Understanding how we use language is crucial to understanding ourselves and others. A heritage language is any language that a speaker learns and uses in his or her home but is not the primary language of the larger outside society. Questions about the fundamental nature of the human mind form one of the last uncharted frontiers of science, and research by linguist Kiri Lee is shedding light on the cultural importance of language.

The co-author of Constructing the Heritage Language Learner: Knowledge, Power and New Subjectivities, Lee led a four-year study of students at a nearby Japanese weekend language school. There are about 90 such schools nationally that cater to children of native Japanese speakers. Some children might be staying in the United States for up to five years, but some may be staying longer or permanently. For the latter group, their Japanese becomes “heritage language,” and they need a different approach to keep their proficiency with speaking Japanese. Her work challenges the notions about bilingual speakers and where heritage language speakers fit into the traditional views of bilingual speaking. She found that the more proficient a child was in speaking Japanese, the more they viewed themselves as being native speakers of the language.

“We are interested in how the children identify themselves—are they native speakers or are they heritage language speakers?” says Lee, associate professor of Japanese in the department of modern languages and literatures. “Depending on their proficiency in Japanese, do they have a low self-esteem, and how do they view themselves in this setting?”

Language proficiency is an important component in remaining connected to one’s culture. Lee found that throughout the four years they were followed, students’ perspectives on their connection to Japan changed as their proficiency and maintenance of their heritage language increased. Although they weren’t “native speakers,” they could now be labeled as “heritage speakers” and they found their own identities as heritage speakers. In general, when they become more proficient linguistically and culturally, they feel more connected to their Japanese heritage. At the same time, they discover the way to connect this ability to the mainstream society in a positive way. Many of the children studied indicated they gained a sense of community and support from language schools. They are unable to find people like them in mainstream American schools, says Lee.
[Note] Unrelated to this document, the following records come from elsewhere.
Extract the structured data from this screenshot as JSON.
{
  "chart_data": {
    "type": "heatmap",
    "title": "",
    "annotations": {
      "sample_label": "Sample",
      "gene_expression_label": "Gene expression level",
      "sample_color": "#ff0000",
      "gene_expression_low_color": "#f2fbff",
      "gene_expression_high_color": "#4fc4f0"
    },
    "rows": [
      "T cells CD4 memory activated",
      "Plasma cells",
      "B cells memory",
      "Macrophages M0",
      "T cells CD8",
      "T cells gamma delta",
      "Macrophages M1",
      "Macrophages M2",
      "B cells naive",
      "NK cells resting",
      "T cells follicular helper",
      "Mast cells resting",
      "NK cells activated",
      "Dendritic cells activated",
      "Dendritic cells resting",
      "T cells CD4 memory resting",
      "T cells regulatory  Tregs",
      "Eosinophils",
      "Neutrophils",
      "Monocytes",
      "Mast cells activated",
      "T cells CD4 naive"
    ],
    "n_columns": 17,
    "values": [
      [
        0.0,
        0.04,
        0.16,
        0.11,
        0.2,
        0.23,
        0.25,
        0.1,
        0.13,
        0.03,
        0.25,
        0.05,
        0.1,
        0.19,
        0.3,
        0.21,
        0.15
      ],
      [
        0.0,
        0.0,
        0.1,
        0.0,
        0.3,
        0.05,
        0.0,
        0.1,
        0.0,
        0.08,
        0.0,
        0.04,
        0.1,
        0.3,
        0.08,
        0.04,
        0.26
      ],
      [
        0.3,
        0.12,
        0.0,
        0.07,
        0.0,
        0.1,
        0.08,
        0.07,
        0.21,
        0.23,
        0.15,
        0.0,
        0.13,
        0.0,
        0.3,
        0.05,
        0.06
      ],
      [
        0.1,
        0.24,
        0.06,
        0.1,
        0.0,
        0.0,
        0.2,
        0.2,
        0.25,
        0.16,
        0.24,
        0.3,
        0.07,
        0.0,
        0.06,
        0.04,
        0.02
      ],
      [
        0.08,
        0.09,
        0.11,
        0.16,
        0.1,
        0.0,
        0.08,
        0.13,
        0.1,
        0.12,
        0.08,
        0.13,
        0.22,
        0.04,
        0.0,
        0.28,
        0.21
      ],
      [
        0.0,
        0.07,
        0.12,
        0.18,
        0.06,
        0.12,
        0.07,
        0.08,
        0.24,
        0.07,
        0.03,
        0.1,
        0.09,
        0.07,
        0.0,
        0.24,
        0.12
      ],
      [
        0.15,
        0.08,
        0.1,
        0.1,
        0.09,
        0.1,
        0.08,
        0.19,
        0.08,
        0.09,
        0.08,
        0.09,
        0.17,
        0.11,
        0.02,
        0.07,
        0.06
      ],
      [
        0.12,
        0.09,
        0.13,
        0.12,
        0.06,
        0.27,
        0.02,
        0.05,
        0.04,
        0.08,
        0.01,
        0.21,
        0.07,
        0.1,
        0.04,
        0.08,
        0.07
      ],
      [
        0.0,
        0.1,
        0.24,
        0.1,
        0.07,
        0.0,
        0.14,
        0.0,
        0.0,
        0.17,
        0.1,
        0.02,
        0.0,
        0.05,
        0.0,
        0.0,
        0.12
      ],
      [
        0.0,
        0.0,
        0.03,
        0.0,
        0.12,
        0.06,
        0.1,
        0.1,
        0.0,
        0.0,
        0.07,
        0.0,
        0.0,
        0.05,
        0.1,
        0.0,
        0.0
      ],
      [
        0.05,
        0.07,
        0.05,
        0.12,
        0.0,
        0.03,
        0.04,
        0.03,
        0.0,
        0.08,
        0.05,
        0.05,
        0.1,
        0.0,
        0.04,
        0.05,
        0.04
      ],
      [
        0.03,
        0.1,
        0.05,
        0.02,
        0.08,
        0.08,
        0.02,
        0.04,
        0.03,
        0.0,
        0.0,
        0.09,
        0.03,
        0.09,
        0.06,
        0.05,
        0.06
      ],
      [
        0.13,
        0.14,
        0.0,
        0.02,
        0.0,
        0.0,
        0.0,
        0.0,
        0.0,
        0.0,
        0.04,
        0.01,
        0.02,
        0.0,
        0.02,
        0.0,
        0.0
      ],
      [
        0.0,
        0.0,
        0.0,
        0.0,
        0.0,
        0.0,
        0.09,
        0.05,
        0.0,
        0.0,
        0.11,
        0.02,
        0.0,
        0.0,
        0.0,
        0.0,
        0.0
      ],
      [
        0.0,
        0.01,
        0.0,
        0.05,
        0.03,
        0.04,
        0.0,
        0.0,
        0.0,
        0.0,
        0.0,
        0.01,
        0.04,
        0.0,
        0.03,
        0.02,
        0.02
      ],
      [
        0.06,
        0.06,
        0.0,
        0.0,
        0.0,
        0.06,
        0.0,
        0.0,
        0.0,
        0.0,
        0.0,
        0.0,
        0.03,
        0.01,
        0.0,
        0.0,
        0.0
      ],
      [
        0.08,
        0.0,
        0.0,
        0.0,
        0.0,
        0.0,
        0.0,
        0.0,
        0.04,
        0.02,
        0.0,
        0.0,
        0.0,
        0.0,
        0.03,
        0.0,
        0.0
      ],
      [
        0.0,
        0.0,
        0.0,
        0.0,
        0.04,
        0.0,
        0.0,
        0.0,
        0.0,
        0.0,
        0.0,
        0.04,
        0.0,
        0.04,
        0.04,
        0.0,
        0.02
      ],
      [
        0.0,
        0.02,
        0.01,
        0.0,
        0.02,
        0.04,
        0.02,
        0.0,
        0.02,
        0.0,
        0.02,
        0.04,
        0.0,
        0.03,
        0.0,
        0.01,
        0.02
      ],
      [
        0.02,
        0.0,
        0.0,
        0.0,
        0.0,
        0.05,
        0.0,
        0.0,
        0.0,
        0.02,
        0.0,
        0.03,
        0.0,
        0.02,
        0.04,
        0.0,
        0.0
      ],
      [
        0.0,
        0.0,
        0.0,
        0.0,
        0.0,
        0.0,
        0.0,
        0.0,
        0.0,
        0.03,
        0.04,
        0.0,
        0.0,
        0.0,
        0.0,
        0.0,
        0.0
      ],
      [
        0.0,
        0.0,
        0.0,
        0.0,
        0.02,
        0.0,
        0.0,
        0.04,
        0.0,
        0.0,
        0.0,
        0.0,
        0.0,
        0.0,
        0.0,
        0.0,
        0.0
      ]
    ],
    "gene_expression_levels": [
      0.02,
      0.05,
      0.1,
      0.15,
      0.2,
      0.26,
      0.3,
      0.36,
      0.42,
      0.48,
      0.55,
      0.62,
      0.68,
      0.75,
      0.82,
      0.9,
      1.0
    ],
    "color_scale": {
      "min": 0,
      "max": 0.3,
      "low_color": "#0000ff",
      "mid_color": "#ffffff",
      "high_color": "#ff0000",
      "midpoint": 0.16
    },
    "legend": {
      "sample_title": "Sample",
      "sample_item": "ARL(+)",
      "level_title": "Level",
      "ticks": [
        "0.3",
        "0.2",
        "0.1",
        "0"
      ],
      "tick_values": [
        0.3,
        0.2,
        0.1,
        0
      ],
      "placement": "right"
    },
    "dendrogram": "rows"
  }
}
The field of heritage language education is an emerging field. Historically, heritage language speakers were discussed in the context of bilingual speakers.

“We found the diversity among the heritage language speakers has a strong correlation between their identity and Japanese language proficiency. Some consider themselves heritage language speakers because that’s how they communicate with their relatives in Japan. With some, it has to do with identity, because you say, ‘I’m Japanese’ or ‘I have a Japanese heritage.’ It’s strange to say, ‘I can’t speak Japanese.’”

The more confidence they gain in their heritage language, the stronger desire they have to actively utilize their skills outside of the heritage language community, says Lee. This is why it is crucial to give appropriate language instruction to them, especially when they are middle and high school ages.